9. A multimodal data fusion-based business travel transaction anomaly identification system, applied to the multimodal data fusion-based business travel transaction anomaly identification method according to any one of claims 1-8, characterized in that, include: Acquisition module: Acquires multimodal target data in business travel transaction scenarios; Statistics module: Analyzes the target transmission path of multimodal target data within the transaction chain; First processing module: If the target transmission path is a single-node direct connection path, extract historical single-node path data that matches the target transmission path from the historical business travel transaction database; calculate the abnormal correlation weight of each modal data in the historical single-node path data.

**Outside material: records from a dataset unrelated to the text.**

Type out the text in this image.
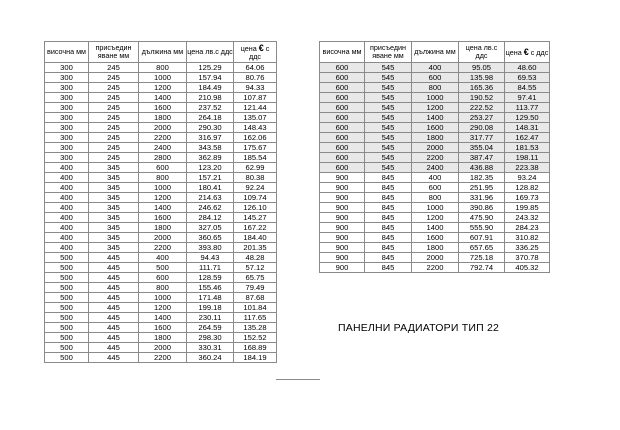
височна мм	присъедин яване мм	дължина мм	цена лв.с ддс	цена € с ддс
300	245	800	125.29	64.06
300	245	1000	157.94	80.76
300	245	1200	184.49	94.33
300	245	1400	210.98	107.87
300	245	1600	237.52	121.44
300	245	1800	264.18	135.07
300	245	2000	290.30	148.43
300	245	2200	316.97	162.06
300	245	2400	343.58	175.67
300	245	2800	362.89	185.54
400	345	600	123.20	62.99
400	345	800	157.21	80.38
400	345	1000	180.41	92.24
400	345	1200	214.63	109.74
400	345	1400	246.62	126.10
400	345	1600	284.12	145.27
400	345	1800	327.05	167.22
400	345	2000	360.65	184.40
400	345	2200	393.80	201.35
500	445	400	94.43	48.28
500	445	500	111.71	57.12
500	445	600	128.59	65.75
500	445	800	155.46	79.49
500	445	1000	171.48	87.68
500	445	1200	199.18	101.84
500	445	1400	230.11	117.65
500	445	1600	264.59	135.28
500	445	1800	298.30	152.52
500	445	2000	330.31	168.89
500	445	2200	360.24	184.19
височна мм	присъедин яване мм	дължина мм	цена лв.с ддс	цена € с ддс
600	545	400	95.05	48.60
600	545	600	135.98	69.53
600	545	800	165.36	84.55
600	545	1000	190.52	97.41
600	545	1200	222.52	113.77
600	545	1400	253.27	129.50
600	545	1600	290.08	148.31
600	545	1800	317.77	162.47
600	545	2000	355.04	181.53
600	545	2200	387.47	198.11
600	545	2400	436.88	223.38
900	845	400	182.35	93.24
900	845	600	251.95	128.82
900	845	800	331.96	169.73
900	845	1000	390.86	199.85
900	845	1200	475.90	243.32
900	845	1400	555.90	284.23
900	845	1600	607.91	310.82
900	845	1800	657.65	336.25
900	845	2000	725.18	370.78
900	845	2200	792.74	405.32
ПАНЕЛНИ РАДИАТОРИ ТИП 22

Based on the aforementioned anomaly correlation weights, an initial anomaly judgment is performed on the current multimodal target data to obtain an initial anomaly judgment result; The second processing module: If the target transmission path is a multi-node relay path, the multimodal target data is input into the multimodal data fusion model to obtain the anomaly probability value of each modality; the feature matching degree between the multimodal target data and the feature database of illegal transactions in the business travel industry is calculated; and a comprehensive anomaly score is calculated based on the anomaly probability value and the feature matching degree. When the overall anomaly score is greater than the preset anomaly threshold, the anomaly identification result is output; otherwise, the normal identification result is output. Control module: Generates corresponding business travel transaction risk control strategies based on the initial judgment of abnormal results, abnormal identification results, or normal identification results.
10. An electronic device comprising a memory, a processor, and a computer program stored in the memory and executable on the processor, characterized in that, When the processor executes the program, it implements the multimodal data fusion method for identifying anomalies in business travel transactions as described in any one of claims 1 to 8.